Saturday, June 13, 2009

Army Kids are Army Strong

My Army Strong Army kids
A Welcome Home Hug

I have been thinking lately about Army kids and how they seem to have their very own brand of independence and confidence, honed by years of moving to new places, meeting new people, and saying farewell to good friends whose Soldier had been reassigned to a new location. When my kids talk about taking a family trip, they don't stop at the local Six Flags or Water Park. They suggest places like Washington, DC, London, England, and Vicenza, Italy ... all places where friends have moved in the past year.

In my reminiscing of Army kids, I was reminded of an Army child I met years ago, before we had kids of our own. My husband and I had just moved into temporary quarters at Fort Stewart, Georgia, when we heard a knock at our door. We had just arrived and no one yet knew how to reach us, so we were surprised to have a visitor. When I opened the door, a little girl about nine years old was standing there. "Welcome!" she said, "I am new here, too. Do you have any kids I could play with?" I loved that she was making the most of her situation (with her parents close by), and "growing where she was planted." It makes me wonder what personality traits she will take with her into her adult life that are enhanced by living the Army life during her childhood.

I have been monitoring my own children closely as of late, evaluating their reactions to the separation from their father along with seeing more close friends pack up to leave this summer. Last week, we were able to welcome our Soldier home from a year-long deployment. As we went through the various stages that were a part of this event, I kept an especially close eye on both of my children, ages nine and six. They have endured a long year of separation from their all-time hero and father and were beyond excited to welcome him home.

I enjoyed observing them making "Welcome Home" banners (favorite quote? "Mommy, how do you spell 'welcome-home-daddy-you-are-my-hero-and-I-have-missed-you-so-much-and-let's-play-our-favorite-game-when-we-get-home!'"), cleaning their rooms, baking welcome-home cookies, and hanging welcome home signs all over our house. They both made comments that the last few days before 'welcome home' were just too long. One said it's harder than waiting for Santa Claus; the other simply stated, "We've waited for this day for a long time."

Numerous times, I found myself filled with a strange mix of emotions -- pride, joy, sadness, anxiety -- as I worked with them to get ready for Daddy to come home. I loved how excited they were and was so proud of how well they have handled all that they had been handed during this time apart. I was thrilled that we would be a complete family unit again and that my youngest would have a parent available who could actually help him with his baseball stance (and not just say things like, "Mmm, I don't think that looks quite right, honey. Try lifting your elbows a bit ..."). I was also a bit anxious about what their reaction would be to seeing their Daddy again. I knew they would be happy, but it must be every Army spouse's nightmare that their children might not recognize their Soldier-parent upon return.

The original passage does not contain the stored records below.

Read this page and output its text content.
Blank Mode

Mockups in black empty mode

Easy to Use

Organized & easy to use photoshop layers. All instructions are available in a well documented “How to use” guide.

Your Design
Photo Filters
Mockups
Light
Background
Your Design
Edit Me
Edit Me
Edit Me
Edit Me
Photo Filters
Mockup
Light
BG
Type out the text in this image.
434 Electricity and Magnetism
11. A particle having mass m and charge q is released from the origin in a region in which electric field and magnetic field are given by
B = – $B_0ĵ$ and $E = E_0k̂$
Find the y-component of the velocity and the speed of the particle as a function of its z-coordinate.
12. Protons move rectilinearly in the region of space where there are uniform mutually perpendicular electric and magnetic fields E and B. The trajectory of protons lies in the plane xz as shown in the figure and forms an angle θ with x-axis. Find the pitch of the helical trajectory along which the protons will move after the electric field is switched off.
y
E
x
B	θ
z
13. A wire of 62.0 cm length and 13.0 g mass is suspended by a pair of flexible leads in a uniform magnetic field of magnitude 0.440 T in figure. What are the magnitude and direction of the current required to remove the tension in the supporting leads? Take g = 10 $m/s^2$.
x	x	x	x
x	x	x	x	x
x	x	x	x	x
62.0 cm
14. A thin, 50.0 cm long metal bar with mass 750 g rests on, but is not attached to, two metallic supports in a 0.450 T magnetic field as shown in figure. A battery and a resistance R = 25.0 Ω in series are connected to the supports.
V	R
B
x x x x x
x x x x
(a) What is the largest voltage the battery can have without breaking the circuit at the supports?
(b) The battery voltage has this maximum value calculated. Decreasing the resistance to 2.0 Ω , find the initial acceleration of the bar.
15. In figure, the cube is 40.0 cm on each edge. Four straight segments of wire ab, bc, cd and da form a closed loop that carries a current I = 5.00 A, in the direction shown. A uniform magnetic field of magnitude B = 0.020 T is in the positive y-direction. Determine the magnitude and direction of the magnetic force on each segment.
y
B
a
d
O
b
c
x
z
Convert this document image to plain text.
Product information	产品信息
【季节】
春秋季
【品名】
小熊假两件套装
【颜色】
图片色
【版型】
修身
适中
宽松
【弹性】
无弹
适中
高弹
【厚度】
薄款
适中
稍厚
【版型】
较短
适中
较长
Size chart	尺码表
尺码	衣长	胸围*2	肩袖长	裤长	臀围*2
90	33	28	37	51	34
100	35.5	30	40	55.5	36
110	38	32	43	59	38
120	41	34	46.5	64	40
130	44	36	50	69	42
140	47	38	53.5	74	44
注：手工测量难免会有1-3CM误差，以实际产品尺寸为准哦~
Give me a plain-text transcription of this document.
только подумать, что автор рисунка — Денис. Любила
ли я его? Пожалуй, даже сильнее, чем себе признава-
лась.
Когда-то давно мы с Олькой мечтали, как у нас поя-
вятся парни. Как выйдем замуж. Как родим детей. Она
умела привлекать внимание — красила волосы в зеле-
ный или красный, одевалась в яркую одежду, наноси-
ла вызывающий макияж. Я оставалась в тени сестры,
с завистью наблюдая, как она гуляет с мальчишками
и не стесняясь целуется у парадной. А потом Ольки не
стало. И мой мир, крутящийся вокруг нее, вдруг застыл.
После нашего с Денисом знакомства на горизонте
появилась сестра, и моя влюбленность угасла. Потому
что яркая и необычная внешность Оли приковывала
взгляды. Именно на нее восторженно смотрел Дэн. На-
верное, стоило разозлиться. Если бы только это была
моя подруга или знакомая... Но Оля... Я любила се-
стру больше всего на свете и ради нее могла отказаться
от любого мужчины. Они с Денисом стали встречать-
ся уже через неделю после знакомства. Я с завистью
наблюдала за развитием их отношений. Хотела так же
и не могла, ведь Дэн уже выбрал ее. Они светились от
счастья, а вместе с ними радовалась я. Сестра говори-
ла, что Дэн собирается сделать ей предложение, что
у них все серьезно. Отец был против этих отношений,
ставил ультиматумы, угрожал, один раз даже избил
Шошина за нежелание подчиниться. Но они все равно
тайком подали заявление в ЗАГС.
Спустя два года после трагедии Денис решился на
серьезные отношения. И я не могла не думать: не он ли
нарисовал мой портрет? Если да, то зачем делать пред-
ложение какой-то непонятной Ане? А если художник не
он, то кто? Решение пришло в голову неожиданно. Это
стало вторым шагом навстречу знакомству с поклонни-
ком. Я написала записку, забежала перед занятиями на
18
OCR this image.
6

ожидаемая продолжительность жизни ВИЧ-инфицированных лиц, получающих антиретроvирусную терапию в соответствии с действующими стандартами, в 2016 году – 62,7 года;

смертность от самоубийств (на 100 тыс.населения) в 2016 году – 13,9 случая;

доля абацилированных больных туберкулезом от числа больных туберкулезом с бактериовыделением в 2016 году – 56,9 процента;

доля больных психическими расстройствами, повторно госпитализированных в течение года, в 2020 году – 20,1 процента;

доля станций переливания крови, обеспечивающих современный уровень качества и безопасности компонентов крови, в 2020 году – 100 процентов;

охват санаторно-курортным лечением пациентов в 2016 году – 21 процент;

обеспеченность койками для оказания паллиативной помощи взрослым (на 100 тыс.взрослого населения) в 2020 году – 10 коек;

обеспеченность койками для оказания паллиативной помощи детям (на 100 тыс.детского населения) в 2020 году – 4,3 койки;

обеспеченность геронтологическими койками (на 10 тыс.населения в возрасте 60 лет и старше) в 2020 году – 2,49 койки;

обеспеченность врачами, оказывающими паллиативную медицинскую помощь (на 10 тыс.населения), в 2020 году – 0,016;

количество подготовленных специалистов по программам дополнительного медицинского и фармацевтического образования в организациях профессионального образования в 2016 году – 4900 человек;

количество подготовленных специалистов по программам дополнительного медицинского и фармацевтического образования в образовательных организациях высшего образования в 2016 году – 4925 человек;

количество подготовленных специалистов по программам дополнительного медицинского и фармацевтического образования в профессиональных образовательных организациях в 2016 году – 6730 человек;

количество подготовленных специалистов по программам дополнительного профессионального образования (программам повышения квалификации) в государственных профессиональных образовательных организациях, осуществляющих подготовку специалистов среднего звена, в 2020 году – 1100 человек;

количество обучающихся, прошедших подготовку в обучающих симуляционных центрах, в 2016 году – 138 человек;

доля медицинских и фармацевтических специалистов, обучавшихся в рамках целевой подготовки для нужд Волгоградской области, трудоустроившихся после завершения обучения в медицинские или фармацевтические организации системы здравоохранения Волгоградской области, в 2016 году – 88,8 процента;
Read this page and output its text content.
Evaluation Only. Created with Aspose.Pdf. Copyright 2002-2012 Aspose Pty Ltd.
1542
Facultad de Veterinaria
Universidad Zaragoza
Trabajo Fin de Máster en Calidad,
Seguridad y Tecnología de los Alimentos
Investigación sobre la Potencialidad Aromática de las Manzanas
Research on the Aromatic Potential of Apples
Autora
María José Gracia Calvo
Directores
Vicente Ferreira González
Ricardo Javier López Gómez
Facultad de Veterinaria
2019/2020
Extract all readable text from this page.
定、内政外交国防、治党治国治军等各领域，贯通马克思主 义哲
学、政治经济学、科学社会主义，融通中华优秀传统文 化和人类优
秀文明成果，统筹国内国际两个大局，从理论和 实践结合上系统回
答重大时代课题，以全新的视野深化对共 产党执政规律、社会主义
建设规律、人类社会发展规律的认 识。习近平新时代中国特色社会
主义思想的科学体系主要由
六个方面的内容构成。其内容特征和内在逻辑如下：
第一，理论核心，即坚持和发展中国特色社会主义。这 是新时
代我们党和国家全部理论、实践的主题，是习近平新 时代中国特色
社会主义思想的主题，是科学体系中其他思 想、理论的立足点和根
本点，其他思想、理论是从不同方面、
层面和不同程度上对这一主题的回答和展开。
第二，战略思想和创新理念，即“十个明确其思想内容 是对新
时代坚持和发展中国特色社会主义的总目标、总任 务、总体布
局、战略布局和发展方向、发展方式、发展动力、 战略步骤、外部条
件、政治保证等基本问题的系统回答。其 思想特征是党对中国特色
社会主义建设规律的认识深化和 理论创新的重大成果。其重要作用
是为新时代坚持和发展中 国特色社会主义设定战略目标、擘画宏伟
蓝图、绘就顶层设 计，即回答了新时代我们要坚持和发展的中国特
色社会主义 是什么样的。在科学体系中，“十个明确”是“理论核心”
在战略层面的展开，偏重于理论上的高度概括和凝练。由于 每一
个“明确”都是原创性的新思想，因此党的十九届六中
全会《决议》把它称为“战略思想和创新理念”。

As it turned out, our welcome home ceremony was scheduled for midnight. The boys were crushed that they had to go to bed ONE MORE TIME before Daddy would be there, but were able to fall asleep fairly quickly. When I woke them up, the oldest bolted out of bed, slid into his shoes (they both went to bed in the shorts/shirt they would wear to greet Daddy), and raced to the front door. The youngest was exhausted and fought all the way to the car ("Why are you waking me UP?!?!?"), but woke up on the ride to post, thrilled to be on his way to getting his Dad.

When we arrived at the parade field, I was again amazed at the flexibility and independence of Army kids. My sons immediately approached a group of kids gathered on the field and, within minutes, were playing like old friends. As "arrival time" grew nearer, I watched the growing group of kids on the field. A dee-jay was playing fun songs and they ran and danced and played like they had all been best friends for life. It occurred to me that having a deployed parent in common might just be as strong a bond as knowing each other since birth.

Eventually, the deejay announced that the buses were just moments away. We watched as the military police car, with sirens blaring and lights flashing, escorted our Soldiers to the field. The Soldiers then exited the bus, moved into a formation, and began marching across the field. As they got close, the deejay announced, "Ladies and Gentlemen! America's Heroes are HOME!!" The cheers were deafening and the front row of kids looking for their parent again caught my attention. The looks of pure joy and excitement on these little faces were a wonder to see.

As the 2-minute ceremony ended, the announcer said, "In the fine tradition of the Cavalry, it is time to find your Soldier ... CHARGE!" If you've ever seen an elementary school field day race, you'll have some idea of how fast these kids reached their Soldiers. I think my oldest might have broken some sort of land-speed record as he sprinted to tackle his dad. As caught up as I was in greeting my husband, my hero, and the love of my life ... I still was astounded at the Army kids around me, all welcoming their hero home, and all ready for whatever might come next.

For these and a hundred other reasons, Army kids are heroes.  Army Strong!